Our journey into London was uneventful, apart from staff being grumpy and complaining at the weight of the ramp, staff shortages and life in general. On our return, station staff had difficulty locating assistance, so in order to avoid missing our train, we managed to get the wheelchair on board ourselves. However, we discovered that our return destination was unmanned after 7pm, so again we disembarked ourselves. If we had not, we would have had to continue our journey to the next stop and then a 10 minute walk to catch a bus to our starting destination adding almost an hour to our journey time.

I was astounded in the fact that there was no staff available after 7pm to assist. This is by no means late, many commuters are still returning home from work, and the train was busy. The station is a relatively busy one too. This gives a message to me that people requiring assistance must be at their chosen destination during day time hours and that dinner with friends or any other evening activity is just not an option. Surely this is not OK.

Our experience with the local buses the following day was also like russian roulette and a work out for me. Again we planned to use buses all claiming to be ‘wheelchair’ friendly. The first bus was a single door front entry, but the ramp was broken. That’s kind of OK, the step up was no higher than a curb. The second bus, had middle doors for wheelchair access. The driver informed me that these middle doors were broken and we had to board from the front, however the wheelchair could not get to the designated space due to a pole reducing the width of the gangway. The driver told me to just pull the chair over into another space (I think it was for a buggy). I felt very pressured to do what he said, my daughter became more anxious, as people were trying to board behind us. She didn’t want to wait for the next bus (in half an hours time) so I manipulated and squeezed the wheelchair into the space, but all passengers had to step around the foot plates in order to get on and off the bus. The driver offered me no assistance and just looked straight ahead when we disembarked.

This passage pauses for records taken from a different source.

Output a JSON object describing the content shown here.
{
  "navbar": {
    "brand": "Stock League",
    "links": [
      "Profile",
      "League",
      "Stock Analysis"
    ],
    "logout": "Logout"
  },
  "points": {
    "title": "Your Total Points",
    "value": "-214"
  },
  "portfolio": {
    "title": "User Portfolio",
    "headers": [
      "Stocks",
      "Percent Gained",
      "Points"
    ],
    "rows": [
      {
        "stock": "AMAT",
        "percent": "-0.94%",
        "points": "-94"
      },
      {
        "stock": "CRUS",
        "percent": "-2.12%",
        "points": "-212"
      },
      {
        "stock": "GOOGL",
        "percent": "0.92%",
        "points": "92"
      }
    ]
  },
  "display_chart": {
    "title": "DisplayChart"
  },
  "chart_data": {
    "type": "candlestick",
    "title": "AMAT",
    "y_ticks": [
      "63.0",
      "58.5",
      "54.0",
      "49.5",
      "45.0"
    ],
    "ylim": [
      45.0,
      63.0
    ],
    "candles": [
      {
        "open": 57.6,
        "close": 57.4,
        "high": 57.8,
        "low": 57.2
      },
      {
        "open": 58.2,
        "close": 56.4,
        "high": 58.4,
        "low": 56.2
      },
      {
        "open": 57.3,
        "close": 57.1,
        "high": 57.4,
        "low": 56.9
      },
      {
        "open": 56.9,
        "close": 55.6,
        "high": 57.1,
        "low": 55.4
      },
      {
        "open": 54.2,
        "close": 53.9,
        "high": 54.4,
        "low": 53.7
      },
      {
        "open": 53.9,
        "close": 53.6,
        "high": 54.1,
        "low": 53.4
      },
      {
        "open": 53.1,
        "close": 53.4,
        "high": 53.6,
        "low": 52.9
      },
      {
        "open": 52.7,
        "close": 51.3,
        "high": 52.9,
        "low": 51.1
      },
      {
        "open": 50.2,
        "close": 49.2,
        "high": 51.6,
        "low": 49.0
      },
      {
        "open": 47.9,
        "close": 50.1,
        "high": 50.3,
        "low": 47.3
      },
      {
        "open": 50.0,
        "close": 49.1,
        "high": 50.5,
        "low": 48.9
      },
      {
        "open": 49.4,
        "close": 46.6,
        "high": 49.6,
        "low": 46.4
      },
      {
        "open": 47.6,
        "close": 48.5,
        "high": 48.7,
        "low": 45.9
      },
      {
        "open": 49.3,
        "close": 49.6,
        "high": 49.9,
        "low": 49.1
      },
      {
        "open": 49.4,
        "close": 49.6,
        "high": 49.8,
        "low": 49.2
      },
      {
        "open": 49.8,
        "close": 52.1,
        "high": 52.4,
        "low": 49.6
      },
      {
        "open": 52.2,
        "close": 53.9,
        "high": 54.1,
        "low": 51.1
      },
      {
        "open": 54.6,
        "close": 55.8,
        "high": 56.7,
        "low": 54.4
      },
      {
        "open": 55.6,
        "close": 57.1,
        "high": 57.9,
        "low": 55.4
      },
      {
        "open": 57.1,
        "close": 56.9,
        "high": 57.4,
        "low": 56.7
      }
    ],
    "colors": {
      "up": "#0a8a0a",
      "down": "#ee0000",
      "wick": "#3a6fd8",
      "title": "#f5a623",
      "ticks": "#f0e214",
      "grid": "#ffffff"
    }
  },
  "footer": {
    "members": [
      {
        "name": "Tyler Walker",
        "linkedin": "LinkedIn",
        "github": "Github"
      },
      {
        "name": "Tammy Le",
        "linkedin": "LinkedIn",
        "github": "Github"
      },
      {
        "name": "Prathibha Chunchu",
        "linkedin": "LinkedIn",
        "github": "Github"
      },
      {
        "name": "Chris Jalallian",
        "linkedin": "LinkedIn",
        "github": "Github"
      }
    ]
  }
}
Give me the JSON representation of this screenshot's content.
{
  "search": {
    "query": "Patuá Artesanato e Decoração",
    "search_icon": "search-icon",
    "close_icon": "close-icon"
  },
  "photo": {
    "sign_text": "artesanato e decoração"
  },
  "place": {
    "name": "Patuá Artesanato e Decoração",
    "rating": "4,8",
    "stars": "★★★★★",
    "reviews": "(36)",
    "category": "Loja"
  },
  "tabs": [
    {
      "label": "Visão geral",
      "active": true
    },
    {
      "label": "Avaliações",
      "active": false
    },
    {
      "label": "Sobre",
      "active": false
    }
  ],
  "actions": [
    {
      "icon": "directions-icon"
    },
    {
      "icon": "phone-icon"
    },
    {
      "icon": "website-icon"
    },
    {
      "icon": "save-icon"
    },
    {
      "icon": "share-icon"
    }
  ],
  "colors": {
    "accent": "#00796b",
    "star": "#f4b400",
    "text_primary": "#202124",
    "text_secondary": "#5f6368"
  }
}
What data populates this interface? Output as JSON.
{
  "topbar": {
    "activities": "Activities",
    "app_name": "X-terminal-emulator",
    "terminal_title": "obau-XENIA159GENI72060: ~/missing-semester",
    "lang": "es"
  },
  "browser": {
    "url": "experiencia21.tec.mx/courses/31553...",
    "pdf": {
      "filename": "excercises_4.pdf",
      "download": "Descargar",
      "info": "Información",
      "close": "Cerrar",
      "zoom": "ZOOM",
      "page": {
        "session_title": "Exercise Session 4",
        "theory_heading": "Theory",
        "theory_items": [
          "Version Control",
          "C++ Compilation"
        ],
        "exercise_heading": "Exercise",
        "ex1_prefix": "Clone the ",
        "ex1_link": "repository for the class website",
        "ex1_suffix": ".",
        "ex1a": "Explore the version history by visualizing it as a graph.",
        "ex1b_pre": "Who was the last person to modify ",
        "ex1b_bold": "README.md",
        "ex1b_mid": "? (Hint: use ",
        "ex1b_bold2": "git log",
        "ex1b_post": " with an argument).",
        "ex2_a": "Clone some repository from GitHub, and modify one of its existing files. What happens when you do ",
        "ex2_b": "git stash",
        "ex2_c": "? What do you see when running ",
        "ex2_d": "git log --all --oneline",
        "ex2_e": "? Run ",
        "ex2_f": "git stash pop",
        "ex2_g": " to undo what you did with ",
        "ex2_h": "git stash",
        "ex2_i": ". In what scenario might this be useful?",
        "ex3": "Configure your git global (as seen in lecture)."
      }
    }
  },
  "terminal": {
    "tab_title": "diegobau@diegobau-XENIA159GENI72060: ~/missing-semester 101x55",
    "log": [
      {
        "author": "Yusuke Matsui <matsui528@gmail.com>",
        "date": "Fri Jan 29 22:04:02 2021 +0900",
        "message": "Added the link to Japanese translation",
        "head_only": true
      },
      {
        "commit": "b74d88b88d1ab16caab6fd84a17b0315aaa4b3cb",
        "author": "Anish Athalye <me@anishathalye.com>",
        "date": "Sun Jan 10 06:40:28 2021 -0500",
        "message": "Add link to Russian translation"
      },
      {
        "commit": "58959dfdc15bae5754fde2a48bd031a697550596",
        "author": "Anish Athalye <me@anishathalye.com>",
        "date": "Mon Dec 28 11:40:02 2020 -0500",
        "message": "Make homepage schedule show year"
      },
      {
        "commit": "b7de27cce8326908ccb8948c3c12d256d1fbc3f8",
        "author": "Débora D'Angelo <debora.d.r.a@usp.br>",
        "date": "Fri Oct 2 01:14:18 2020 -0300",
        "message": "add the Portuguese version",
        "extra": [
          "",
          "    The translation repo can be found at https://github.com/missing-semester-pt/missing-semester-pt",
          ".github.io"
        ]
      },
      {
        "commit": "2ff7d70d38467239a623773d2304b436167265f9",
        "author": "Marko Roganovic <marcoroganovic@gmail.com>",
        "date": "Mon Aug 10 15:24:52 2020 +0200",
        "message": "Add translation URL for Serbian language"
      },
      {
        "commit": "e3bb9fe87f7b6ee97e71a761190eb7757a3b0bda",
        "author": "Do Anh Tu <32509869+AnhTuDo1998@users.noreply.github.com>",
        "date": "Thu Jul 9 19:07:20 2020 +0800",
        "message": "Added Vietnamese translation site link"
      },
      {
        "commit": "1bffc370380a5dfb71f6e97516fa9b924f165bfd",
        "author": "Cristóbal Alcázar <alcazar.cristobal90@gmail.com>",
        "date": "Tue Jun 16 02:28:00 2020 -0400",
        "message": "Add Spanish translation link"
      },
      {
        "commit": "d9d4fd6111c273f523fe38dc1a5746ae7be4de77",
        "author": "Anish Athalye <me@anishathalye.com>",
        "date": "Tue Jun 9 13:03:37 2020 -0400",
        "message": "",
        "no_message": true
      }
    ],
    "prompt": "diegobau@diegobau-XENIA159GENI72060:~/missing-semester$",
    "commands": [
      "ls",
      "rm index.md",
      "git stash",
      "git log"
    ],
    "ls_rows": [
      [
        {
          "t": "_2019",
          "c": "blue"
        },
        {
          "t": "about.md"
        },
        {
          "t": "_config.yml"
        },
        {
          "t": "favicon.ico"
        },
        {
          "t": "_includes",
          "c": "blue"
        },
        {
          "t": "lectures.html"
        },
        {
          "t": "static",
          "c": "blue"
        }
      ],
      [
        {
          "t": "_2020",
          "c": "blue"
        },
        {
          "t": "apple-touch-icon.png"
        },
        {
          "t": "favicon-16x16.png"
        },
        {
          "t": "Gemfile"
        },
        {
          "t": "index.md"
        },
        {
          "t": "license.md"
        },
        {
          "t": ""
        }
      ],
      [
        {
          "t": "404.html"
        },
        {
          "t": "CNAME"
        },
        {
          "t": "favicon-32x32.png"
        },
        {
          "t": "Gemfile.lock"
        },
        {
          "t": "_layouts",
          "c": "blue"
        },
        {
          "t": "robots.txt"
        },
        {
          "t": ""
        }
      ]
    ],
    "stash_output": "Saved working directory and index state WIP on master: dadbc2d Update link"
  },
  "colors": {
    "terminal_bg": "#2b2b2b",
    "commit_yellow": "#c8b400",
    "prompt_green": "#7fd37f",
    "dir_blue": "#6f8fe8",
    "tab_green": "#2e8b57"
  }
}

Our 3rd bus, had a middle door working, but the ramp was broken. The driver offered to help me with the wheelchair, but a fellow passenger beat him to it. At least we could use the appropriate space for the wheelchair. The final bus was fit for purpose.

If my daughter had been a lone traveller in her wheelchair, she would not have been able to access these buses and would have been waiting for buses that had working ramps. Why is it acceptable to put inaccessible buses on the road? Do bus companies in the home counties, think that it is OK to run such poorly kept vehicles? I’m pretty sure that this is a definite decline in accessible transport since we moved away, or are my expectations different? Is it that as my daughter has grown, she has larger wheelchairs that are harder for me to get up steps and manoeuvre, so I notice these difficulties more?

Maybe we are spoilt ‘up north’ . All but 2 stations on our train line into Liverpool are wheelchair accessible, there are always staff available to assist, without moaning and after 7pm. There are designated wheelchair spaces on train carriages, so my daughter’s wheelchair does not ‘block’ a doorway, staff always radio ahead from the station entrance to the platform to let staff know you are on your way. We are yet to board a bus where the ramp does not work, drivers take time to ensure you are safely in position before pulling a way. Our recent experience has made me think twice about travelling to London, and increased my awareness and appreciation of the public transport system we have where we live.

How can there be such a difference? My biggest question is why is reliable accessible public transport still not available???